In a follow-up article in the Los Angeles Times to the publication of this book, Posner wrote,

    When Francis was the cardinal of Buenos Aires, an author asked him about those sealed documents [about the Church silence during the Holocaust]. "What you said about opening the archives relating to the Shoah seems perfect to me," said the future pontiff. "They should open them and clarify everything. The objective has to be the truth."

    Since Francis was so unequivocal before he became pope, there was high hope that he would quickly release the documents to independent historians for review. Despite pleas from Jewish groups and leaders during his visit to Jerusalem in May, he did nothing.

    It is time for Francis to free the files. It would burnish his reformer pedigree.
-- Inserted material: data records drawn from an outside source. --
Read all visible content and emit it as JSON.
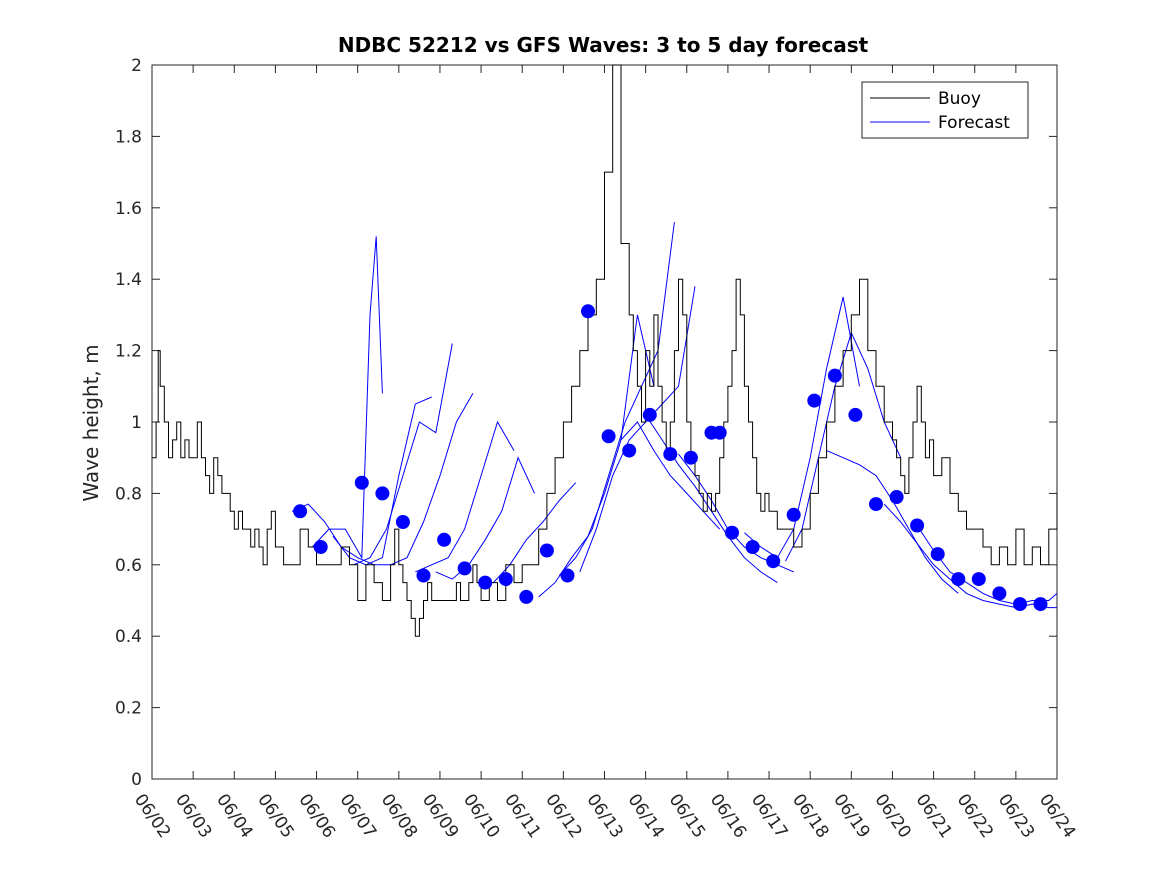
{
  "chart_data": {
    "type": "line",
    "title": "NDBC 52212 vs GFS Waves: 3 to 5 day forecast",
    "xlabel": "",
    "ylabel": "Wave height, m",
    "xlim": [
      "06/02",
      "06/24"
    ],
    "ylim": [
      0,
      2
    ],
    "yticks": [
      "0",
      "0.2",
      "0.4",
      "0.6",
      "0.8",
      "1",
      "1.2",
      "1.4",
      "1.6",
      "1.8",
      "2"
    ],
    "xticks": [
      "06/02",
      "06/03",
      "06/04",
      "06/05",
      "06/06",
      "06/07",
      "06/08",
      "06/09",
      "06/10",
      "06/11",
      "06/12",
      "06/13",
      "06/14",
      "06/15",
      "06/16",
      "06/17",
      "06/18",
      "06/19",
      "06/20",
      "06/21",
      "06/22",
      "06/23",
      "06/24"
    ],
    "grid": false,
    "legend": {
      "position": "top-right",
      "entries": [
        "Buoy",
        "Forecast"
      ]
    },
    "colors": {
      "buoy": "#000000",
      "forecast": "#0000ff",
      "marker": "#0000ff"
    },
    "series": [
      {
        "name": "Buoy",
        "x_days": [
          0,
          0.1,
          0.15,
          0.2,
          0.3,
          0.4,
          0.5,
          0.6,
          0.7,
          0.8,
          0.9,
          1.0,
          1.1,
          1.2,
          1.3,
          1.4,
          1.5,
          1.6,
          1.7,
          1.8,
          1.9,
          2.0,
          2.1,
          2.2,
          2.3,
          2.4,
          2.5,
          2.6,
          2.7,
          2.8,
          2.9,
          3.0,
          3.2,
          3.4,
          3.6,
          3.8,
          4.0,
          4.2,
          4.4,
          4.6,
          4.8,
          5.0,
          5.2,
          5.4,
          5.6,
          5.8,
          5.9,
          6.0,
          6.1,
          6.2,
          6.3,
          6.4,
          6.5,
          6.6,
          6.7,
          6.8,
          6.9,
          7.0,
          7.1,
          7.2,
          7.3,
          7.4,
          7.5,
          7.6,
          7.7,
          7.8,
          7.9,
          8.0,
          8.2,
          8.4,
          8.6,
          8.8,
          9.0,
          9.2,
          9.4,
          9.6,
          9.8,
          10.0,
          10.2,
          10.4,
          10.6,
          10.8,
          11.0,
          11.2,
          11.4,
          11.6,
          11.7,
          11.8,
          11.9,
          12.0,
          12.1,
          12.2,
          12.3,
          12.4,
          12.5,
          12.6,
          12.7,
          12.8,
          12.9,
          13.0,
          13.1,
          13.2,
          13.3,
          13.4,
          13.5,
          13.6,
          13.7,
          13.8,
          13.9,
          14.0,
          14.1,
          14.2,
          14.3,
          14.4,
          14.5,
          14.6,
          14.7,
          14.8,
          14.9,
          15.0,
          15.2,
          15.4,
          15.6,
          15.8,
          16.0,
          16.2,
          16.4,
          16.6,
          16.8,
          17.0,
          17.2,
          17.4,
          17.6,
          17.8,
          18.0,
          18.1,
          18.2,
          18.3,
          18.4,
          18.5,
          18.6,
          18.7,
          18.8,
          18.9,
          19.0,
          19.2,
          19.4,
          19.6,
          19.8,
          20.0,
          20.2,
          20.4,
          20.6,
          20.8,
          21.0,
          21.2,
          21.4,
          21.6,
          21.8,
          22.0
        ],
        "values": [
          0.9,
          1.0,
          1.2,
          1.1,
          1.0,
          0.9,
          0.95,
          1.0,
          0.9,
          0.95,
          0.9,
          0.9,
          1.0,
          0.9,
          0.85,
          0.8,
          0.9,
          0.85,
          0.8,
          0.8,
          0.75,
          0.7,
          0.75,
          0.7,
          0.7,
          0.65,
          0.7,
          0.65,
          0.6,
          0.7,
          0.75,
          0.65,
          0.6,
          0.6,
          0.7,
          0.65,
          0.6,
          0.6,
          0.6,
          0.65,
          0.6,
          0.5,
          0.6,
          0.55,
          0.5,
          0.6,
          0.7,
          0.6,
          0.55,
          0.5,
          0.45,
          0.4,
          0.45,
          0.5,
          0.55,
          0.5,
          0.5,
          0.5,
          0.5,
          0.5,
          0.5,
          0.55,
          0.5,
          0.5,
          0.55,
          0.6,
          0.55,
          0.5,
          0.55,
          0.5,
          0.6,
          0.55,
          0.6,
          0.6,
          0.7,
          0.8,
          0.9,
          1.0,
          1.1,
          1.2,
          1.3,
          1.4,
          1.7,
          2.0,
          1.5,
          1.3,
          1.2,
          1.1,
          1.0,
          1.2,
          1.1,
          1.3,
          1.1,
          1.0,
          0.9,
          1.0,
          1.2,
          1.4,
          1.3,
          1.0,
          0.9,
          0.85,
          0.8,
          0.75,
          0.8,
          0.75,
          0.8,
          0.9,
          1.0,
          1.1,
          1.2,
          1.4,
          1.3,
          1.1,
          1.0,
          0.9,
          0.8,
          0.75,
          0.8,
          0.75,
          0.7,
          0.7,
          0.65,
          0.7,
          0.8,
          0.9,
          1.0,
          1.1,
          1.2,
          1.3,
          1.4,
          1.2,
          1.1,
          1.0,
          0.95,
          0.9,
          0.85,
          0.8,
          0.9,
          1.0,
          1.1,
          1.0,
          0.9,
          0.95,
          0.85,
          0.9,
          0.8,
          0.75,
          0.7,
          0.7,
          0.65,
          0.6,
          0.65,
          0.6,
          0.7,
          0.6,
          0.65,
          0.6,
          0.7,
          0.8
        ]
      },
      {
        "name": "Forecast",
        "runs": [
          {
            "x_days": [
              3.4,
              3.8,
              4.2,
              4.6,
              5.0,
              5.4
            ],
            "values": [
              0.75,
              0.77,
              0.72,
              0.65,
              0.62,
              0.6
            ]
          },
          {
            "x_days": [
              3.9,
              4.3,
              4.7,
              5.1,
              5.3,
              5.45,
              5.6
            ],
            "values": [
              0.65,
              0.7,
              0.7,
              0.62,
              1.3,
              1.52,
              1.08
            ]
          },
          {
            "x_days": [
              4.4,
              4.8,
              5.2,
              5.6,
              6.0,
              6.4,
              6.8
            ],
            "values": [
              0.68,
              0.62,
              0.6,
              0.62,
              0.85,
              1.05,
              1.07
            ]
          },
          {
            "x_days": [
              4.9,
              5.3,
              5.7,
              6.1,
              6.5,
              6.9,
              7.3
            ],
            "values": [
              0.6,
              0.62,
              0.7,
              0.85,
              1.0,
              0.97,
              1.22
            ]
          },
          {
            "x_days": [
              5.4,
              5.8,
              6.2,
              6.6,
              7.0,
              7.4,
              7.8
            ],
            "values": [
              0.6,
              0.6,
              0.62,
              0.72,
              0.85,
              1.0,
              1.08
            ]
          },
          {
            "x_days": [
              6.4,
              6.8,
              7.2,
              7.6,
              8.0,
              8.4,
              8.8
            ],
            "values": [
              0.58,
              0.6,
              0.62,
              0.7,
              0.85,
              1.0,
              0.92
            ]
          },
          {
            "x_days": [
              6.9,
              7.3,
              7.7,
              8.1,
              8.5,
              8.9,
              9.3
            ],
            "values": [
              0.58,
              0.56,
              0.6,
              0.67,
              0.75,
              0.9,
              0.8
            ]
          },
          {
            "x_days": [
              7.9,
              8.3,
              8.7,
              9.1,
              9.5,
              9.9,
              10.3
            ],
            "values": [
              0.55,
              0.55,
              0.6,
              0.67,
              0.72,
              0.78,
              0.83
            ]
          },
          {
            "x_days": [
              9.4,
              9.8,
              10.2,
              10.6,
              11.0,
              11.4,
              11.8,
              12.2
            ],
            "values": [
              0.51,
              0.55,
              0.62,
              0.68,
              0.8,
              0.95,
              1.3,
              1.1
            ]
          },
          {
            "x_days": [
              9.9,
              10.3,
              10.7,
              11.1,
              11.5,
              11.9,
              12.3,
              12.7
            ],
            "values": [
              0.57,
              0.62,
              0.7,
              0.85,
              1.0,
              1.1,
              1.2,
              1.56
            ]
          },
          {
            "x_days": [
              10.4,
              10.8,
              11.2,
              11.6,
              12.0,
              12.4,
              12.8,
              13.2
            ],
            "values": [
              0.58,
              0.7,
              0.85,
              0.95,
              1.0,
              1.05,
              1.1,
              1.38
            ]
          },
          {
            "x_days": [
              11.4,
              11.8,
              12.2,
              12.6,
              13.0,
              13.4,
              13.8
            ],
            "values": [
              0.95,
              1.0,
              0.92,
              0.85,
              0.8,
              0.75,
              0.7
            ]
          },
          {
            "x_days": [
              12.0,
              12.4,
              12.8,
              13.2,
              13.6,
              14.0,
              14.4,
              14.8,
              15.2
            ],
            "values": [
              1.02,
              0.95,
              0.88,
              0.82,
              0.75,
              0.68,
              0.62,
              0.58,
              0.55
            ]
          },
          {
            "x_days": [
              12.8,
              13.2,
              13.6,
              14.0,
              14.4,
              14.8,
              15.2,
              15.6
            ],
            "values": [
              0.91,
              0.85,
              0.78,
              0.7,
              0.65,
              0.62,
              0.6,
              0.58
            ]
          },
          {
            "x_days": [
              14.4,
              14.8,
              15.2,
              15.6,
              16.0,
              16.4,
              16.8,
              17.2
            ],
            "values": [
              0.69,
              0.65,
              0.62,
              0.7,
              0.9,
              1.15,
              1.35,
              1.1
            ]
          },
          {
            "x_days": [
              15.4,
              15.8,
              16.2,
              16.6,
              17.0,
              17.4,
              17.8,
              18.2
            ],
            "values": [
              0.61,
              0.7,
              0.9,
              1.1,
              1.25,
              1.15,
              1.0,
              0.9
            ]
          },
          {
            "x_days": [
              16.4,
              16.8,
              17.2,
              17.6,
              18.0,
              18.4,
              18.8,
              19.2,
              19.6
            ],
            "values": [
              0.92,
              0.9,
              0.88,
              0.85,
              0.78,
              0.7,
              0.62,
              0.56,
              0.52
            ]
          },
          {
            "x_days": [
              17.8,
              18.2,
              18.6,
              19.0,
              19.4,
              19.8,
              20.2,
              20.6,
              21.0,
              21.4,
              21.8,
              22.0
            ],
            "values": [
              0.77,
              0.72,
              0.66,
              0.6,
              0.56,
              0.52,
              0.5,
              0.49,
              0.48,
              0.49,
              0.48,
              0.48
            ]
          },
          {
            "x_days": [
              18.6,
              19.0,
              19.4,
              19.8,
              20.2,
              20.6,
              21.0,
              21.4,
              21.8,
              22.0
            ],
            "values": [
              0.71,
              0.64,
              0.58,
              0.55,
              0.52,
              0.5,
              0.49,
              0.5,
              0.5,
              0.52
            ]
          }
        ]
      }
    ],
    "markers": {
      "x_days": [
        3.6,
        4.1,
        5.1,
        5.6,
        6.1,
        6.6,
        7.1,
        7.6,
        8.1,
        8.6,
        9.1,
        9.6,
        10.1,
        10.6,
        11.1,
        11.6,
        12.1,
        12.6,
        13.1,
        13.6,
        13.8,
        14.1,
        14.6,
        15.1,
        15.6,
        16.1,
        16.6,
        17.1,
        17.6,
        18.1,
        18.6,
        19.1,
        19.6,
        20.1,
        20.6,
        21.1,
        21.6
      ],
      "values": [
        0.75,
        0.65,
        0.83,
        0.8,
        0.72,
        0.57,
        0.67,
        0.59,
        0.55,
        0.56,
        0.51,
        0.64,
        0.57,
        1.31,
        0.96,
        0.92,
        1.02,
        0.91,
        0.9,
        0.97,
        0.97,
        0.69,
        0.65,
        0.61,
        0.74,
        1.06,
        1.13,
        1.02,
        0.77,
        0.79,
        0.71,
        0.63,
        0.56,
        0.56,
        0.52,
        0.49,
        0.49
      ]
    }
  }
}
And it is an act that could not be reversed. In so doing, Francis would send the unequivocal message that his insistence on transparency is not simply a buzzword but a theme he insists on applying to the finances of the church, both in its past and going forward. He would cement his reputation as the tough new sheriff in town.
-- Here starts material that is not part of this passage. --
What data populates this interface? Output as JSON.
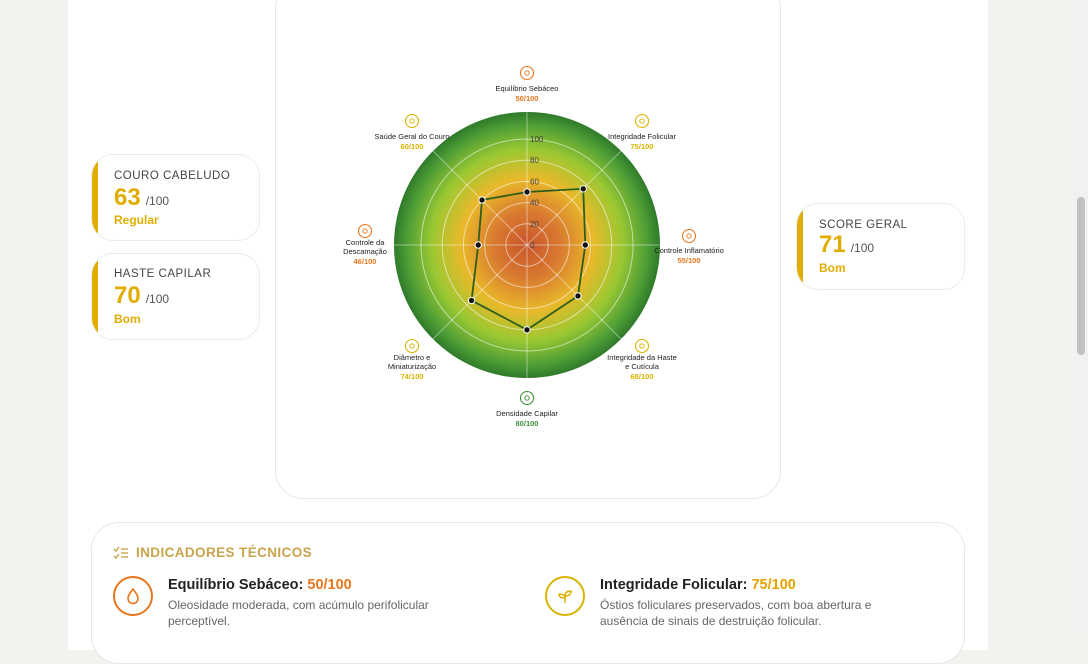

The effect of Posner's detective work ultimately brings the reader to despair. We are surprised that he --- a practicing Catholic --- was able to follow through. Me? I had to leave off reading God's Bankers around page 250. Not for lack of interest, but because I was unwilling to take any more. All this was going on for the last eighty years, and no one was willing to drag the Vatican to its own confessional. The Mea Culpa of averting the holy eyes when there is bad stuff going on right next door.

Maybe those of us who grew up in the arms of the Mother Church are better off going to Mass and saying our Hail Marys and pretending that one diligent reporter did not spend years of research proving that our favorite golden palace there on the hill could be an institution whose main business is something we are all familiar with --- in this instance, a very ironical "making a killing." And all the while covering itself by pretending that it is but a poor bystander, innocent of the sin of ignoring the deaths of 6,000,000 innocents, the great church, poor as a church-mouse.

Mice and rats, we have to point out, do figure large in God's Bankers. The exit for Nazis running from their WWII crimes through the Vatican and direct to the Middle East or South America was nicknamed . . . are you ready? . . . The Ratline.